Bu kapsamda, 657 sayılı Devlet Memurları Kanunu'nun 125/B maddesinin "Kınama cezasını gerektiren fiil ve haller şunlardır:" başlığı altındaki (j) bendinde yer alan "Verilen emirlere itiraz etmek" hükmü, Anayasanın 129 .ve 137. maddelerine aykırılık teşkil etmektedir.
Açıklanan nedenlerle;
1)- 657 sayılı Devlet Memurları Kanunu'nun 125/B maddesinin "Kınama cezasını gerektiren fiil ve haller şunlardır:" başlığı altındaki (j) bendinde yer alan "Verilen emirlere itiraz etmek" hükmünün, Anayasanın 129. ve 137. maddelerine aykırı olduğu kanısına ulaşılması nedeniyle Anayasa'nın 152. maddesi uyarınca söz konusu hükmün iptali istemiyle itiraz yoluyla Anayasa Mahkemesi'ne başvurulmasına,
2)- Dosyada bulunan konuyla ilgili belgelerin ve başvuru kararına ilişkin karar tutanağının onaylı birer örneğinin Anayasa Mahkemesi Başkanlığı'na gönderilmesine,
3)- Uyuşmazlığın çözümünün Anayasa Mahkemesi kararına kadar beş ay süreyle geri bırakılmasına, 29/01/2025 tarihinde oy birliğiyle karar verildi.”
ANAYASA MAHKEMESİ KARARI
Esas Sayısı : 2025/56
Karar Sayısı : 2025/124
Karar Tarihi : 3/6/2025
R.G. Tarih-Sayı : 8/8/2025 - 32980
İTİRAZ YOLUNA BAŞVURAN: Sakarya 2. İdare Mahkemesi
İTİRAZIN KONUSU: 14/7/1965 tarihli ve 657 sayılı Devlet Memurları Kanunu'nun 12/5/1982 tarihli 2670 sayılı Kanun'un 31. maddesiyle değiştirilen 125. maddesinin birinci fıkrasının (B) bendinin (j) alt bendinin Anayasa’nın 129. ve 137. maddelerine aykırılığı ileri sürülerek iptaline karar verilmesi talebidir.

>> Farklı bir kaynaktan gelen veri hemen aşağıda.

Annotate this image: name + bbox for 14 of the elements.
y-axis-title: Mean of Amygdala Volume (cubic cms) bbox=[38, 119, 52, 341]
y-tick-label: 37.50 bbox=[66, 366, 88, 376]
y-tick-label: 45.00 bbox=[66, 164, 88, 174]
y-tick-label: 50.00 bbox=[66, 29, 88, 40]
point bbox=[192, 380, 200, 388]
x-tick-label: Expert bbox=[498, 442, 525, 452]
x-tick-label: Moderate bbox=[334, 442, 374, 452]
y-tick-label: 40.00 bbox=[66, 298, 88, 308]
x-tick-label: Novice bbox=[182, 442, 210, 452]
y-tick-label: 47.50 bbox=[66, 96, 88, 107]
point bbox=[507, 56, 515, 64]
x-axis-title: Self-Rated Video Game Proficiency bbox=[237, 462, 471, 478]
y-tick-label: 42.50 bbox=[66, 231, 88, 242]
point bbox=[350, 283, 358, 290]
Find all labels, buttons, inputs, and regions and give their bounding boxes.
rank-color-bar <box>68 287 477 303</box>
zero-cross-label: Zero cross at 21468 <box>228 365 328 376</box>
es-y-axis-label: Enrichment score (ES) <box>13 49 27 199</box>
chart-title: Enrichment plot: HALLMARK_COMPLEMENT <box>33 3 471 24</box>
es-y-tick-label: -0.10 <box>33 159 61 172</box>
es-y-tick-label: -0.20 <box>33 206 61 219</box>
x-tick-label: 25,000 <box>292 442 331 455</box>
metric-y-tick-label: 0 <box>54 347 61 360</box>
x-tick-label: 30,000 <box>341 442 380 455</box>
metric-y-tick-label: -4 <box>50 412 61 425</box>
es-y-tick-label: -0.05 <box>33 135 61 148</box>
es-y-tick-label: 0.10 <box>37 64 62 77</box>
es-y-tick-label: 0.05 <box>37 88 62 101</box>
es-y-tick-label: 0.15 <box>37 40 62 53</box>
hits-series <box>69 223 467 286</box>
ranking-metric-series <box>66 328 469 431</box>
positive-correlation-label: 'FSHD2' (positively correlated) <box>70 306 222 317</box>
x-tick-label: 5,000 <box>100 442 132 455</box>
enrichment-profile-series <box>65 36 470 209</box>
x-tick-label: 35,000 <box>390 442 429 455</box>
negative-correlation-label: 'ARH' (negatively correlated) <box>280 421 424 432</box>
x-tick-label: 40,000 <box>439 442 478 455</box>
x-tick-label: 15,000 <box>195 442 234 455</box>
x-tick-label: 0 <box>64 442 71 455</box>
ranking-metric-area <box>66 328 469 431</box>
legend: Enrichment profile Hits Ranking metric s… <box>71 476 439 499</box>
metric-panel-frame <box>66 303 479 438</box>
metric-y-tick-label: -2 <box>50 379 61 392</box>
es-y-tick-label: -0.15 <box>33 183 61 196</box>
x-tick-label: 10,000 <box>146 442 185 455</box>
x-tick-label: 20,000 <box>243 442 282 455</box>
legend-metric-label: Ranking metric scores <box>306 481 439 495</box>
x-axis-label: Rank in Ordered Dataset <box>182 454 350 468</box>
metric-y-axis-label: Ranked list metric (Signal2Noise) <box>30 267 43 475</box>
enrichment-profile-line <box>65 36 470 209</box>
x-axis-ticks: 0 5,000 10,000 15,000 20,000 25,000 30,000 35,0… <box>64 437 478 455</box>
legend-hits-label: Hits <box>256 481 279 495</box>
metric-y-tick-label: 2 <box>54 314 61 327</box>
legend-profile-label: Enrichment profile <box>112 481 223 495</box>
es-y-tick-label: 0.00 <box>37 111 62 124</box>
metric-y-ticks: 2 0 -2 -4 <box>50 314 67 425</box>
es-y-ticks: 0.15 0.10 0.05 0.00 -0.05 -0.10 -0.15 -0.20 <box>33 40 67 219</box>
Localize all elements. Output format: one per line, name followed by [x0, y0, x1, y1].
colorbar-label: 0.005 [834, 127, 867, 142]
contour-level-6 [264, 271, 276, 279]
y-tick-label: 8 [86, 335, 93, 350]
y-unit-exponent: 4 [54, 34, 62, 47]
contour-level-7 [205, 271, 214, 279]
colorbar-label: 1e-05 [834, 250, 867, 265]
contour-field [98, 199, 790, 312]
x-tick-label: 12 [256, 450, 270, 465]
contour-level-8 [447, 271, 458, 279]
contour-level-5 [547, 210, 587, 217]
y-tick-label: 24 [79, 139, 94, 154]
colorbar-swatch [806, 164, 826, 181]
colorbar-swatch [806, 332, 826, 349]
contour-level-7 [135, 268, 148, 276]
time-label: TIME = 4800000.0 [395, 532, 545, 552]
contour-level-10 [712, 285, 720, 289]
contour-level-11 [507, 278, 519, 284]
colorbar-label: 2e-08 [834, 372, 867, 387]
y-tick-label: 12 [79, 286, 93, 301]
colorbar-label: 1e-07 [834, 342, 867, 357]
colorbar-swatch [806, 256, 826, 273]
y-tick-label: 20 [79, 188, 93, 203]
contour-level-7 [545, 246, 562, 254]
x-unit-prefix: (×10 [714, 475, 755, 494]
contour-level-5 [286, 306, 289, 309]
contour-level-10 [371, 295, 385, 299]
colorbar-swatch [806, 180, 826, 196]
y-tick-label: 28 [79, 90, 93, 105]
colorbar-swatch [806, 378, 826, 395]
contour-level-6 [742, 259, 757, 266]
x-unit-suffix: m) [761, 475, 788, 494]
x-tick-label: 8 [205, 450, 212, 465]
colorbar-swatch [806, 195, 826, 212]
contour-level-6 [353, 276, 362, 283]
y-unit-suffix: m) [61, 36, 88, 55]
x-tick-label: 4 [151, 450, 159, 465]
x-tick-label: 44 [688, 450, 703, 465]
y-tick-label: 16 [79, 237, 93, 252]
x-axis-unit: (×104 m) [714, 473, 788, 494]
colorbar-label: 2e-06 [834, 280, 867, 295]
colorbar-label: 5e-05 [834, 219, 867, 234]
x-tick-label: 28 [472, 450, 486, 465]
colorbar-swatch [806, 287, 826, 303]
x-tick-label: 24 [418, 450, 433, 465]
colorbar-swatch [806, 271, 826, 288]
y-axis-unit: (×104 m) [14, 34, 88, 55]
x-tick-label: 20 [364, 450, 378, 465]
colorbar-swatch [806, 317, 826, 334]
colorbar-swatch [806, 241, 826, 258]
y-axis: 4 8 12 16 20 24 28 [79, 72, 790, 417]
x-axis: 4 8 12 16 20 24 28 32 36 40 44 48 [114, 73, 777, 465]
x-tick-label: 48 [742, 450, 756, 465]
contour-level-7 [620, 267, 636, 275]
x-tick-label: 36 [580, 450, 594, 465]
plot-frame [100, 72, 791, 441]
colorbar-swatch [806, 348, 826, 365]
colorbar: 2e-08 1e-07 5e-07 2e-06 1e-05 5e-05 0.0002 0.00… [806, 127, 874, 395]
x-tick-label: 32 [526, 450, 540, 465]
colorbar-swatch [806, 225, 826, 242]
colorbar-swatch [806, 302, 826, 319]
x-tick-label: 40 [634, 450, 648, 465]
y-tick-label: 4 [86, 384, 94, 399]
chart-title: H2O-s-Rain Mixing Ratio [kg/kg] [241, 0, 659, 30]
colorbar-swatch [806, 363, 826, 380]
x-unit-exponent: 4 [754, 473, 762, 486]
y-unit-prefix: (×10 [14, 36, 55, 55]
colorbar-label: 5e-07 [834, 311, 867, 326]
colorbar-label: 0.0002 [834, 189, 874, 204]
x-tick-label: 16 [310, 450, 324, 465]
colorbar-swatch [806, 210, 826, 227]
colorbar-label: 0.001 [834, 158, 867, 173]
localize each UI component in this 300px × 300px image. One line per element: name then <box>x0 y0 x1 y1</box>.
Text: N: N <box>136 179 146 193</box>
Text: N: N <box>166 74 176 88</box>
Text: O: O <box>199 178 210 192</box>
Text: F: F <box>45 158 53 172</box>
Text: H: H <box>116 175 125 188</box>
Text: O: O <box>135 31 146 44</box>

OLAY: Verilen emre itiraz edildiği gerekçesiyle uygulanan kınama cezasının iptali talebiyle açılan davada itiraz konusu kuralın Anayasa’ya aykırı olduğu kanısına varan Mahkeme, iptali için başvurmuştur.
I. İPTALİ İSTENEN KANUN HÜKMÜ
Kanun'un 125. maddesinin birinci fıkrasının itiraz konusu kuralın da yer aldığı ilgili kısmı şöyledir:
“Disiplin cezalarının çeşitleri ile ceza uygulanacak fiil ve haller:
Madde 125- (Değişik: 12/5/1982 - 2670/31 md.)
Devlet memurlarına verilecek disiplin cezaları ile her bir disiplin cezasını gerektiren fiil ve haller şunlardır:
…
B- Kınama : Memura, görevinde ve davranışlarında kusurlu olduğunun yazı ile bildirilmesidir.
Kınama cezasını gerektiren fiil ve haller şunlardır:
j) Verilen emirlere itiraz etmek,
…”
II. İLK İNCELEME
1. Anayasa Mahkemesi İçtüzüğü hükümleri uyarınca Kadir ÖZKAYA, Hasan Tahsin GÖKCAN, Basri BAĞCI, Engin YILDIRIM, Rıdvan GÜLEÇ, Recai AKYEL, Yusuf Şevki HAKYEMEZ, Yıldız SEFERİNOĞLU, Selahaddin MENTEŞ, İrfan FİDAN, Kenan YAŞAR, Muhterem İNCE, Yılmaz AKÇİL, Ömer ÇINAR ve Metin KIRATLI’nın katılımlarıyla 6/3/2025 tarihinde yapılan ilk inceleme toplantısında dosyada eksiklik bulunmadığından işin esasının incelenmesine OYBİRLİĞİYLE karar verilmiştir.
III. ESASIN İNCELENMESİ
2. Başvuru kararı ve ekleri, Raportör Mehmet AKTEPE tarafından hazırlanan işin esasına ilişkin rapor, itiraz konusu kanun hükmü, dayanılan ve ilgili görülen Anayasa kuralları ve bunların gerekçeleri ile diğer yasama belgeleri okunup incelendikten sonra gereği görüşülüp düşünüldü:
A. Anlam ve Kapsam
3. 657 sayılı Kanun’un 124. maddesinde kamu hizmetlerinin gereği gibi yürütülmesini sağlamak amacı ile kanunların, Cumhurbaşkanlığı kararnamelerinin ve yönetmeliklerin devlet memuru olarak emrettiği ödevleri yurt içinde veya dışında yerine getirmeyenlere, uyulmasını zorunlu kıldığı hususları yapmayanlara, yasakladığı işleri yapanlara durumun niteliğine ve ağırlık derecesine göre anılan Kanun’un 125. maddesinde yazılı disiplin cezalarının verileceği düzenlenmiştir.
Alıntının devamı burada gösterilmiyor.